Quem mediou os debates foi a assistente social Lídia Anjos, diretora de Direitos Humanos da Prefeitura Municipal de Aracaju. Também compuseram a mesa de debate a presidente do CRESS Sergipe, Joana Rita, a assistente social e militante da luta antimanicomial, Iracy Rodrigues, a professora do DSS da Unit, Clara Angelica, o coordenador da Mostra de Direitos Humanos em Sergipe, Mário Eugênio e a deputada estadual Ana Lúcia.

Filme e show

Também foi exibido o premiado curta-metragem “Praça de Guerra”, de Edmilson Junior.

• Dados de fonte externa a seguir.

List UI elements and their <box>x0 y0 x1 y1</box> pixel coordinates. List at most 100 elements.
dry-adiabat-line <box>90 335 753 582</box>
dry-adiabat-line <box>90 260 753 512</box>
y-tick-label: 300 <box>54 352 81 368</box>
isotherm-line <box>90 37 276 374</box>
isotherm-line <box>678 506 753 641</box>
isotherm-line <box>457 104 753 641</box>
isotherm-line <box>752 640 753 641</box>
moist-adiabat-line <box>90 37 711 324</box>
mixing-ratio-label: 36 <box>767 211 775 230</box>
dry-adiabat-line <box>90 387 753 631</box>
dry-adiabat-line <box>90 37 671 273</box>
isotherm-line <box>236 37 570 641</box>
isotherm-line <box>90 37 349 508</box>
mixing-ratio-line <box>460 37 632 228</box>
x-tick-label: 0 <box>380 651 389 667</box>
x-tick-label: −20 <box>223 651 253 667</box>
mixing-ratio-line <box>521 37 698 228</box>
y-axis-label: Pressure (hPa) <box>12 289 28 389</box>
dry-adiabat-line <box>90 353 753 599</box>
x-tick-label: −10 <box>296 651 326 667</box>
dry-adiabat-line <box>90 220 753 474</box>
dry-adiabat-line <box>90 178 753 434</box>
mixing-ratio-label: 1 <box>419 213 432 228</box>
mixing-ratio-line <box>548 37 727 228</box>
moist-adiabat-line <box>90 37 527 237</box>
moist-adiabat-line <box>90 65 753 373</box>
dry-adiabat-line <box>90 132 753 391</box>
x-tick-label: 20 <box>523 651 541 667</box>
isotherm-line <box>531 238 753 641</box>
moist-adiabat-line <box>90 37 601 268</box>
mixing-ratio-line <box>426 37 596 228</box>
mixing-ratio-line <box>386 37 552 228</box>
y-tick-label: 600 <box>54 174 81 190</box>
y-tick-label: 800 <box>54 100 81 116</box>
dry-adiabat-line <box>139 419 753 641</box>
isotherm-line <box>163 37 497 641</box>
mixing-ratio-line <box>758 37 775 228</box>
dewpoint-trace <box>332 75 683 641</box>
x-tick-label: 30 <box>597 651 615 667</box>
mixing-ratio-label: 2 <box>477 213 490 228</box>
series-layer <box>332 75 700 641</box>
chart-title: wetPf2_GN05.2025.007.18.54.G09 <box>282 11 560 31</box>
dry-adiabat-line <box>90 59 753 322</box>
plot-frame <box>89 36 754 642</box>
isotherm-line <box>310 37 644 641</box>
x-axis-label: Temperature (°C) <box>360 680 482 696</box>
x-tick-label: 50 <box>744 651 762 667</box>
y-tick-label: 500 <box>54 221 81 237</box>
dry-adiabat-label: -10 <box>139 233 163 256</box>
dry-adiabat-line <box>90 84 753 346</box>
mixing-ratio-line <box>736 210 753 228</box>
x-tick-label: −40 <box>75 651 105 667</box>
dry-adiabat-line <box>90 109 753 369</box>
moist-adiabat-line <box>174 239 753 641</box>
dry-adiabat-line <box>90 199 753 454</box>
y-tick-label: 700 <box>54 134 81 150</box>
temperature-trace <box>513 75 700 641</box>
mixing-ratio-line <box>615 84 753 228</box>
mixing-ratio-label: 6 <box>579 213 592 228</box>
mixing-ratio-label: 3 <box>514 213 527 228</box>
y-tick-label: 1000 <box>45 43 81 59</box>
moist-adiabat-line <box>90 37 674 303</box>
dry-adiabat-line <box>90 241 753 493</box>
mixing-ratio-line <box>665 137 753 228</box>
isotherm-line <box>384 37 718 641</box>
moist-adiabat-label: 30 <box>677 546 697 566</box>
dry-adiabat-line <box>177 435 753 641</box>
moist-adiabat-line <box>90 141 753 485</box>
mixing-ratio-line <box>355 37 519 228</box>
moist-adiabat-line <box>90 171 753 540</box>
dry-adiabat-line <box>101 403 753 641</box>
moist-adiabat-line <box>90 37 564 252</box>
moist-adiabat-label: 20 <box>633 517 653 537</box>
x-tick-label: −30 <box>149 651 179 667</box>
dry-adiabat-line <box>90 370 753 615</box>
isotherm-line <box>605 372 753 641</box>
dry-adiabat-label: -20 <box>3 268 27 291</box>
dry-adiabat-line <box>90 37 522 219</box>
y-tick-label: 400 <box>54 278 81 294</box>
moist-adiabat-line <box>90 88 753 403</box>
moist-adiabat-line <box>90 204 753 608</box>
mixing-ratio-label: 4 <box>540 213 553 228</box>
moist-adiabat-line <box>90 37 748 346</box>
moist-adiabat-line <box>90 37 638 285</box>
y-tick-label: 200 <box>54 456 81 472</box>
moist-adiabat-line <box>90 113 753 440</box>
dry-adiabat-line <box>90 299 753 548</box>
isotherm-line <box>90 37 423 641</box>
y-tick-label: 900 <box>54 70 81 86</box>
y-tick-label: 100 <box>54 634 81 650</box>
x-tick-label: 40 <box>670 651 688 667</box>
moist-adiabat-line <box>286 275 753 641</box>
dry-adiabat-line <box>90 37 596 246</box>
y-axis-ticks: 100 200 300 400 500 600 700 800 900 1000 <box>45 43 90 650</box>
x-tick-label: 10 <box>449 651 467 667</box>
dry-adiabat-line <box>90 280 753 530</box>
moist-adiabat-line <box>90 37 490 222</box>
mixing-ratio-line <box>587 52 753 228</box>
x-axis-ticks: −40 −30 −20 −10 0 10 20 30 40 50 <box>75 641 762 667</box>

O documentário relata a história da tentativa de organização de um foco de guerrilha armada na Serra do Capim-Açú, na zona rural de Catolé do Rocha, pequena cidade no sertão paraibano, nos anos de 1960. Passados mais de 40 anos, esses velhos amigos, se reencontram para contar essa história.

A noite chegou ao fim ao som das canções que resgatam a identidade e a história do povo brasileiro, conduzidas pela banda Samba do Arnesto.

Sobre Ana Côrtes

Ana Côrtes, foi presidente do Diretório Acadêmico da Faculdade de Serviço Social em 1967, graduou-se na Faculdade de Serviço Social em 1968, viveu na clandestinidade como operária metalúrgica em São Paulo e na zona canavieira de Pernambuco de 1969 a 1974; foi presa política no DOPS em Recife 1974; foi presidente do Sindicato das Assistentes Sociais , membro do Conselho Fiscal do Conselho Federal das Assistentes Sociais e Secretária de Assistência Social em 1986 e 2002 na Prefeitura de Aracaju.